Ibrahim saw his entire life as a father opening up into a giant precipice at his feet, and he stood perfectly poised between the impulse to tell the absolute truth and the knowledge that the truth can be the most destructive force in any relationship.

“We were finishing up a final assignment,” he said. “Did it surprise you that we have women in Undercover?”

He hated himself.

“No. You’ve said that before.” Aqmar still looked embarrassed. “You said one time that most of the theft in Jeddah was committed by women.”

“Or men dressed like women.”

A dozen questions were driving nails against the inside of his skull.
Did you knock? Did she answer? Was I in the shower? Did you stand there listening?
He tried to remember if Sabria had seemed different. If she’d known Aqmar had come, if she’d answered the door.

“Do you remember where you were Wednesday two weeks ago?”

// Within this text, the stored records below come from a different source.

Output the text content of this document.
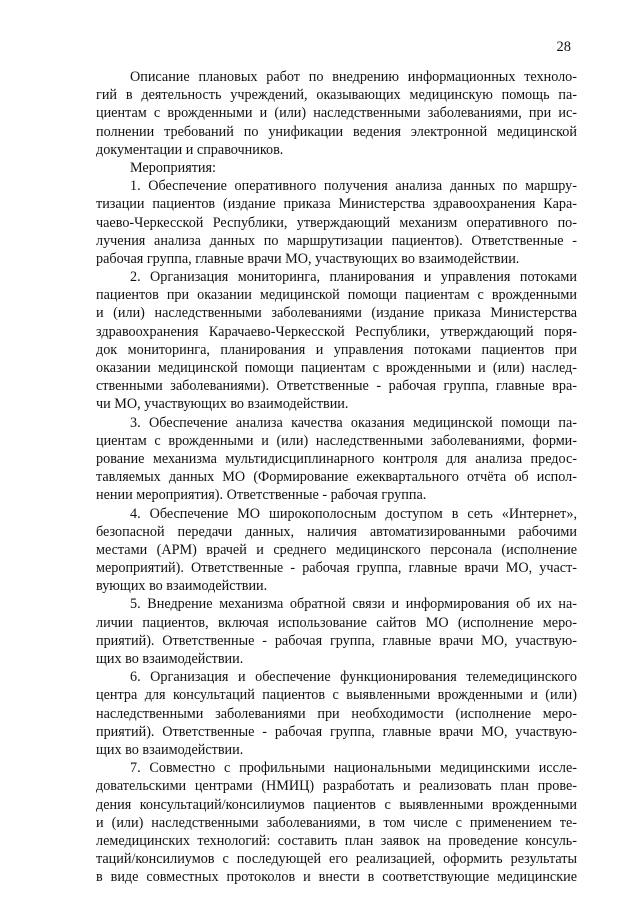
28
Описание плановых работ по внедрению информационных техноло-
гий в деятельность учреждений, оказывающих медицинскую помощь па-
циентам с врожденными и (или) наследственными заболеваниями, при ис-
полнении требований по унификации ведения электронной медицинской
документации и справочников.
Мероприятия:
1. Обеспечение оперативного получения анализа данных по маршру-
тизации пациентов (издание приказа Министерства здравоохранения Кара-
чаево-Черкесской Республики, утверждающий механизм оперативного по-
лучения анализа данных по маршрутизации пациентов). Ответственные -
рабочая группа, главные врачи МО, участвующих во взаимодействии.
2. Организация мониторинга, планирования и управления потоками
пациентов при оказании медицинской помощи пациентам с врожденными
и (или) наследственными заболеваниями (издание приказа Министерства
здравоохранения Карачаево-Черкесской Республики, утверждающий поря-
док мониторинга, планирования и управления потоками пациентов при
оказании медицинской помощи пациентам с врожденными и (или) наслед-
ственными заболеваниями). Ответственные - рабочая группа, главные вра-
чи МО, участвующих во взаимодействии.
3. Обеспечение анализа качества оказания медицинской помощи па-
циентам с врожденными и (или) наследственными заболеваниями, форми-
рование механизма мультидисциплинарного контроля для анализа предос-
тавляемых данных МО (Формирование ежеквартального отчёта об испол-
нении мероприятия). Ответственные - рабочая группа.
4. Обеспечение МО широкополосным доступом в сеть «Интернет»,
безопасной передачи данных, наличия автоматизированными рабочими
местами (АРМ) врачей и среднего медицинского персонала (исполнение
мероприятий). Ответственные - рабочая группа, главные врачи МО, участ-
вующих во взаимодействии.
5. Внедрение механизма обратной связи и информирования об их на-
личии пациентов, включая использование сайтов МО (исполнение меро-
приятий). Ответственные - рабочая группа, главные врачи МО, участвую-
щих во взаимодействии.
6. Организация и обеспечение функционирования телемедицинского
центра для консультаций пациентов с выявленными врожденными и (или)
наследственными заболеваниями при необходимости (исполнение меро-
приятий). Ответственные - рабочая группа, главные врачи МО, участвую-
щих во взаимодействии.
7. Совместно с профильными национальными медицинскими иссле-
довательскими центрами (НМИЦ) разработать и реализовать план прове-
дения консультаций/консилиумов пациентов с выявленными врожденными
и (или) наследственными заболеваниями, в том числе с применением те-
лемедицинских технологий: составить план заявок на проведение консуль-
таций/консилиумов с последующей его реализацией, оформить результаты
в виде совместных протоколов и внести в соответствующие медицинские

Aqmar gave a grim half smile. “Am I being interrogated?” When Ibrahim didn’t reply, he said, “I work every Wednesday night until ten. You know. That’s my fourteen-hour shift. You can call my boss.”

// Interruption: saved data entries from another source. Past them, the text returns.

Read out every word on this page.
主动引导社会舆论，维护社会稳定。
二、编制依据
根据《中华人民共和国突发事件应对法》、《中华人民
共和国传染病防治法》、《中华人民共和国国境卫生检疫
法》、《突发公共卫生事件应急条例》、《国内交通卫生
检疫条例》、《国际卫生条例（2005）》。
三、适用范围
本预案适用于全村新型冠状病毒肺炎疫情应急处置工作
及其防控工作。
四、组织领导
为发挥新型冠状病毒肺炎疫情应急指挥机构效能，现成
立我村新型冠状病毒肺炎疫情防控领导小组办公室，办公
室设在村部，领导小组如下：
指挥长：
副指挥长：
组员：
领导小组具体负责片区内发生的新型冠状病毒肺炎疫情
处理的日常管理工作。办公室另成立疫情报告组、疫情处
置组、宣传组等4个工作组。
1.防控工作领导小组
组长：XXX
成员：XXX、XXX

“When were you at the apartment?” Ibrahim asked.

“About three weeks ago.”

“Do you remember which day exactly?”

“Um, yeah… it was a Sunday. I wasn’t working that day.” Aqmar slowed to cross the street. “I probably should have knocked, but I figured you were working and I didn’t want to interrupt.”

And there it was, the real punishment for his lying: his son could have been lying right back. Maybe what Aqmar wanted to say was
I guessed you had a mistress and I was horrified and I ran away and stabbed my foot on a nail
.

Ibrahim saw him struggling with darker things: anger on behalf of his mother; disappointment at his father’s lying; desire
for his father’s happiness and an understanding of why he might have chosen this route to it; a feeling of shame at the whole situation.

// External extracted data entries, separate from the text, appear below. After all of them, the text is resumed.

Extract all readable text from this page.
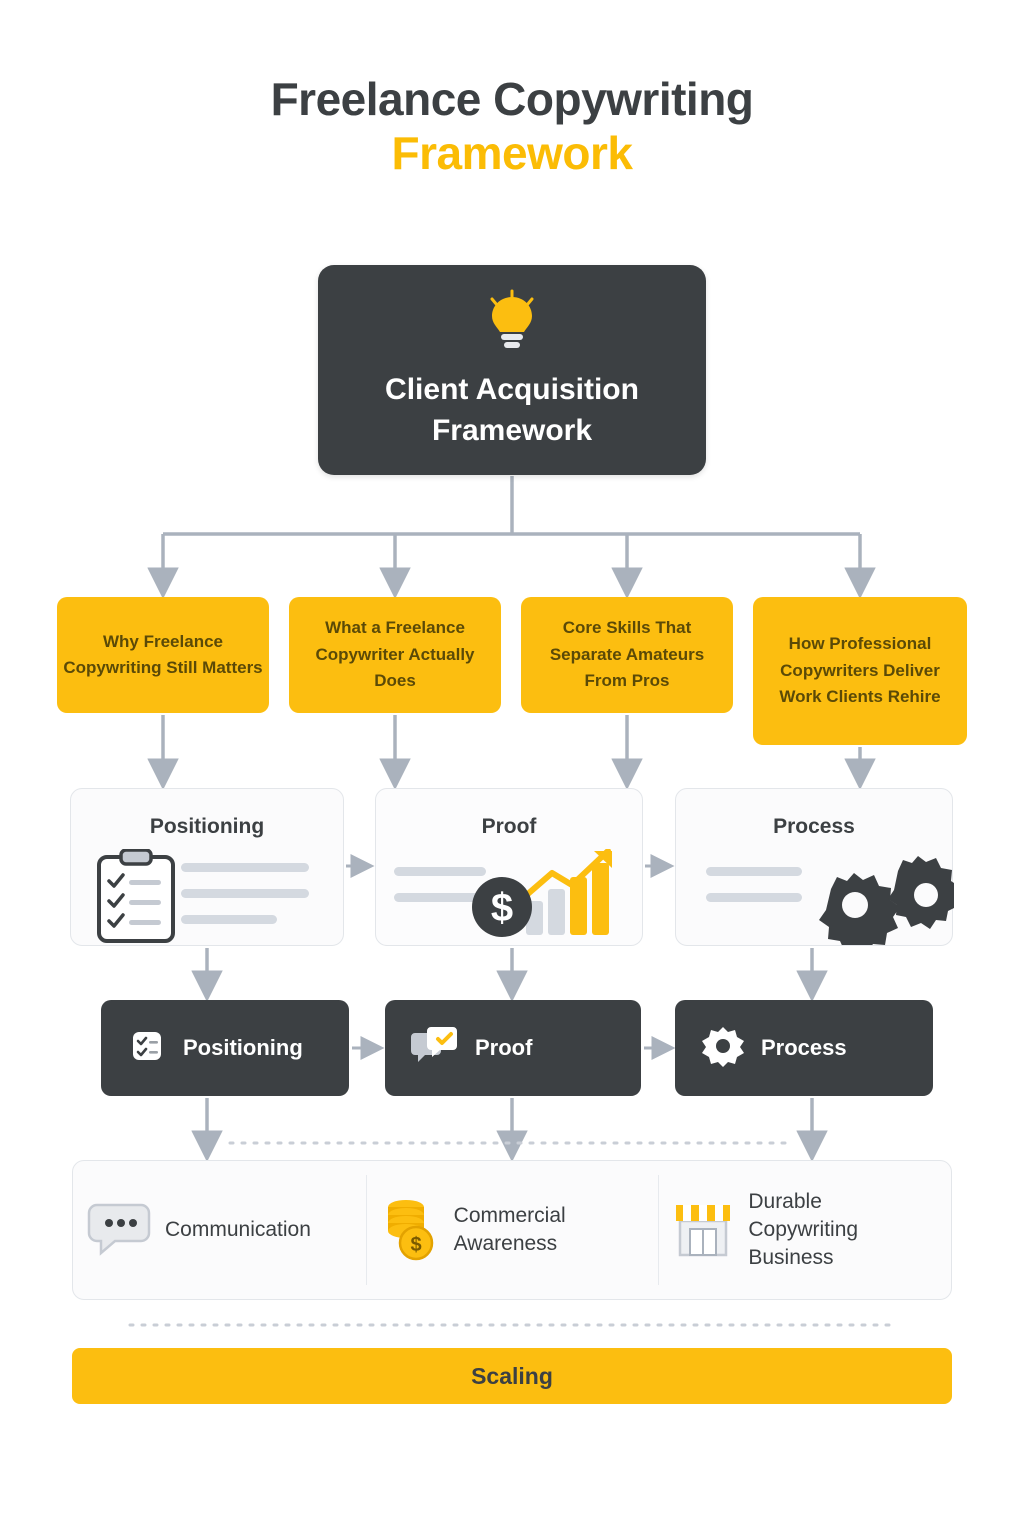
Freelance Copywriting
Framework
Client Acquisition
Framework
Why Freelance Copywriting Still Matters
What a Freelance Copywriter Actually Does
Core Skills That Separate Amateurs From Pros
How Professional Copywriters Deliver Work Clients Rehire
Positioning	Proof
$
Process
Positioning	Proof	Process
Communication
$
Commercial
Awareness
Durable
Copywriting
Business
Scaling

“We have women in Homicide too,” Ibrahim said, “but we rarely see them.”

Aqmar nodded. “I hope your friend is okay.”

They walked the rest of the way home in silence.

Back at the house, Aqmar said good night and went into his apartment, where a very patient wife had been waiting for three hours. Ibrahim heard Jamila upstairs on the phone, complaining loudly to a friend about his irrational behavior: not letting Hanan get engaged to a wealthy cousin! It was his cue to give a soft tap on Zaki’s door, just across the hall from Aqmar’s.

Saffanah answered with only one eye exposed. It was red and bloodshot. She stood back and let him in.

He walked into the foyer, where she stood clutching her waist, looking miserable.

“How are you feeling?”

She shrugged.

“How is it with Zaki?”

She shook her head. “He won’t,” she said, clutching herself even more tightly. He could tell from the way her shoulders trembled that she was trying not to cry. It was a fight she lost almost immediately.

“Let’s go out,” he said. He couldn’t stand to see her cry. “Do you need groceries?”

She nodded.

They went to a medium-size market. She made him wait at the entrance until the only other shopper—a man—had finished his purchases and left. The store was just closing but the owner waited graciously while Saffanah patrolled the aisles with her basket,
keeping a vigilant eye on the door in case another man should come in and cut her shopping short. She still didn’t lift her burqa, and this time he guessed it was because her eyes were red and swollen. Maybe they had been all along.

When she came to the counter, Ibrahim paid for the groceries and helped the owner bag them. As soon as they were back in the car, he said: “Zaki is out of town this weekend, and I know you don’t like to spend evenings with my wife, so why don’t we go and sit with Aqmar and Constance and bake those brownies?”

She looked down into the shopping bag and shook her head.

Once he’d carried the groceries inside, he crept upstairs to his own apartment. Jamila was still on the telephone but fortunately the front door was shut, so her complaints were only a muffled noise. He ducked into the men’s sitting room, grabbed a few pillows, and carried them to the roof. There he laid a little bed for himself near the hookah pipe and fell asleep gazing up at the starlight, wondering what his son was thinking of him now.